John Candy felt like that neighbor you always wanted a beer with — warm, loud, full of stories, and somehow always dependable when you needed a laugh. In John Candy: A Life in Comedy, journalist Paul Myers takes us on a caring, expansive stroll through Candy’s life: his early sketch work, his rise through SCTV, the Hollywood hits, and the things that weighed on him even as he made others break up laughing.
The biography leans into Candy’s dual nature: the comic genius and the man behind it all. Myers traces Candy’s beginnings in Toronto, performing with Second City, his brilliant friendships with actors like Dan Aykroyd and Martin Short, and the towering influence of John Hughes. We get the glitz—Planes, Trains and Automobiles, Uncle Buck, The Great Outdoors—but also the real stuff: anxiety, body-image struggles, homesickness, and that generational grief of losing his father young. Candy’s humor, Myers shows, was never just entertainment—it was something earned.

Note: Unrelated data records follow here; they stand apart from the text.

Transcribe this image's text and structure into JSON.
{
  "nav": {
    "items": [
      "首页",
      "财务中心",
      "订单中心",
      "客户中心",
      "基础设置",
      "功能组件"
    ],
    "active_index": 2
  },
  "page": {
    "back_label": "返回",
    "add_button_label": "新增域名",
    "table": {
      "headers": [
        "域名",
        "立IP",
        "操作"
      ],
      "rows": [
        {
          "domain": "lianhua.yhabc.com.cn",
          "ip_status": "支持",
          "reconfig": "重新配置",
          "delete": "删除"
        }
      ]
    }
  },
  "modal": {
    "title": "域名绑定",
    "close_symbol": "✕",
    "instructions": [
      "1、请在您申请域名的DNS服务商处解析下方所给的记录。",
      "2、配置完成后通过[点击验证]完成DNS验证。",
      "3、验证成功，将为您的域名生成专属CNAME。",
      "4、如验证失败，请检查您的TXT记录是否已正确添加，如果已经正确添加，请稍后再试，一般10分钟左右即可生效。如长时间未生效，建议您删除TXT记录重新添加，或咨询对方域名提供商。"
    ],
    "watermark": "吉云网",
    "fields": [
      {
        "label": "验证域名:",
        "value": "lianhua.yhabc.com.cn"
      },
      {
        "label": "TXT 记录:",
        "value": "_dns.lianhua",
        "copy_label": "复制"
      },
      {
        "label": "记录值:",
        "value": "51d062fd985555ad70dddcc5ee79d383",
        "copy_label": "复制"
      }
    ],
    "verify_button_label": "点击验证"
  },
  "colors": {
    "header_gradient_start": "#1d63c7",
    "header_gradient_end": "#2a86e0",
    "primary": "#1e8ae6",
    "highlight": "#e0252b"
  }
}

What stands out in this biography is Myers’ attention to the people who surrounded Candy: family, collaborators, even casual acquaintances. Their recollections paint a picture of someone who could be generous, messy, vulnerable, deeply human. There’s no letting Candy off easy—his mistakes, his ambitions, the toll of fame—all of it is in the mix. But the tone is affectionate, never maudlin. Myers seems to understand that Candy’s brightness was more powerful precisely because he fought to keep it shining.